Más ejemplos: la reforma del Código Penal, con endurecimiento de las penas y la inclusión, más que razonable, de la cadena perpetua, existente en países de nuestro entorno, más desarrollados y civilizados que el nuestro, todo hay que decirlo, y en los malvados Estados Unidos. Hay crímenes que invalidan definitivamente a sus autores para vivir en sociedad, sin reinserción posible. No abogamos por la pena de muerte, porque cabe la posibilidad de que un individuo o una individua sean encontrados inocentes después de la condena (casi todas las películas americanas contra la pena de muerte se centran en historias de ese estilo). Ha ocurrido en España recientemente porque las técnicas de identificación de ADN, posteriores a las sentencias, hicieron polvo las pruebas circunstanciales que habían llevado a conclusiones erróneas, pero en esos casos daba lo mismo que la pena fuera de treinta años o perpetua: el inocente sale en libertad, el Estado repara en lo posible y santas pascuas; en cambio, nadie se levanta de la silla eléctrica. Pero el Zeitgeist nacional reacciona mal ante la pretensión siquiera de hablar del tema, y María Antonia Iglesias se permite decirle a Juan José Cortés (y, de paso, a la madre de Sandra Palo) que acabe con su circo. ¡Nada menos!

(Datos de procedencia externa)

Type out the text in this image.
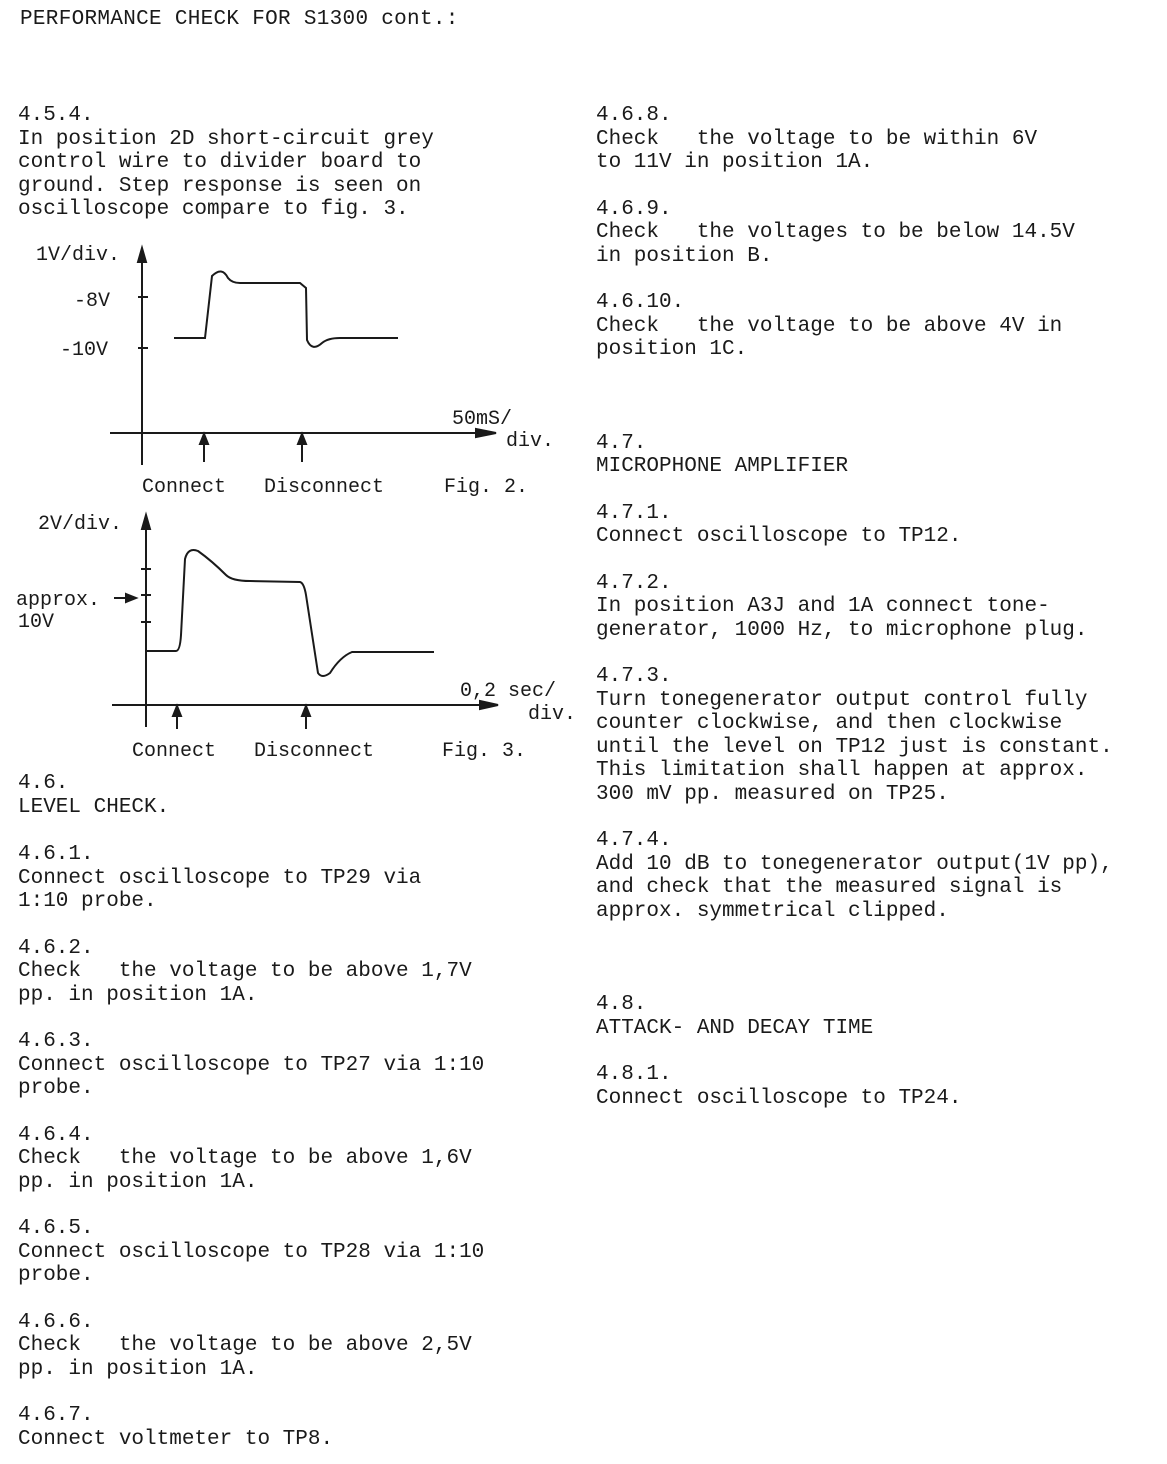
PERFORMANCE CHECK FOR S1300 cont.:
4.5.4.
In position 2D short-circuit grey
control wire to divider board to
ground. Step response is seen on
oscilloscope compare to fig. 3.
1V/div.
-8V
-10V
50mS/
div.
Connect Disconnect	Fig. 2.
2V/div.
approx.
10V
0,2 sec/
div.
Connect Disconnect	Fig. 3.
4.6.
LEVEL CHECK.
4.6.1.
Connect oscilloscope to TP29 via
1:10 probe.
4.6.2.
Check   the voltage to be above 1,7V
pp. in position 1A.
4.6.3.
Connect oscilloscope to TP27 via 1:10
probe.
4.6.4.
Check   the voltage to be above 1,6V
pp. in position 1A.
4.6.5.
Connect oscilloscope to TP28 via 1:10
probe.
4.6.6.
Check   the voltage to be above 2,5V
pp. in position 1A.
4.6.7.
Connect voltmeter to TP8.
4.6.8.
Check   the voltage to be within 6V
to 11V in position 1A.
4.6.9.
Check   the voltages to be below 14.5V
in position B.
4.6.10.
Check   the voltage to be above 4V in
position 1C.
4.7.
MICROPHONE AMPLIFIER
4.7.1.
Connect oscilloscope to TP12.
4.7.2.
In position A3J and 1A connect tone-
generator, 1000 Hz, to microphone plug.
4.7.3.
Turn tonegenerator output control fully
counter clockwise, and then clockwise
until the level on TP12 just is constant.
This limitation shall happen at approx.
300 mV pp. measured on TP25.
4.7.4.
Add 10 dB to tonegenerator output(1V pp),
and check that the measured signal is
approx. symmetrical clipped.
4.8.
ATTACK- AND DECAY TIME
4.8.1.
Connect oscilloscope to TP24.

Por último y como aviso, porque lo que sucede en Francia (hasta la revolución de 1789, con la debida lentitud) acaba por suceder en España: el tema del burka es intocable. En especial para esas señoras que no quieren ser madres ni meretrices (palabra obsoleta donde las haya: a la ministra le faltó decir "cortesanas"). Las señoras tienen derecho, dice el Zeitgeist –insisto, lo que la ingeniería social metió en la cabeza de la gente–, a andar por el mundo con la cara tapada o, como se dice para hacerlo menos repugnante, el rostro cubierto.

Creo que podemos coincidir en que eso no es un derecho, sino una imposición brutal. Pero también que no se puede permitir que el rostro se cubra. La información de prensa es hasta graciosa a este respecto: no se podrá entrar con burka en las ventanillas de la administración, en los bancos, en las escuelas, en los transportes públicos y en los hospitales. Administración y bancos no cuentan: esas mujeres no tienen nombre ni mucho menos cuentas corrientes. Pero los que nos pasamos meses, tras el 11-M, mirando con recelo a todo aquel que entrara en un vagón de tren, o de metro, o en un autobús, con una mochila no vamos a admitir de buen grado que suba alguien –no sabemos si hombre o mujer si no le vemos ni la cara– completamente tapado y con ropas muy, muy holgadas: ¿qué llevará debajo? ¿Un cinturón explosivo? ¿Un Kalashnikov? De escuelas y hospitales, ni hablar: ¿quién es la persona que da el examen? ¿Y quién la que va a que la visite el ginecólogo en presencia de un intimidante marido?

Francia –o, para ser justos, Bonaparte, que lo sabía casi todo– inventó la identidad, proveyó a todo el mundo de un apellido y un domicilio. Consecuentemente, después de Waterloo, la línea continuó y fue el primer país que incorporó la fotografía a los documentos personales. Pero el espíritu de los tiempos, que es, en suma, la corrección política, dice que hay que respetar los derechos de la minoría musulmana en un país constitucionalmente no confesional y de prolongado predominio cultural católico. Y esos derechos representan puro atraso, hacen retroceder las cosas hasta antes de Bonaparte. No obstante, hay que buscar mil subterfugios y centenares de palabras que digan pero no digan lo obvio: el ciudadano es una persona con nombre, domicilio, firma y cara. Y si no, no es.

Necesitamos que los partidos se alejen del centro, del Zeitgeist, y se pronuncien en sus programas sobre todas estas cosas.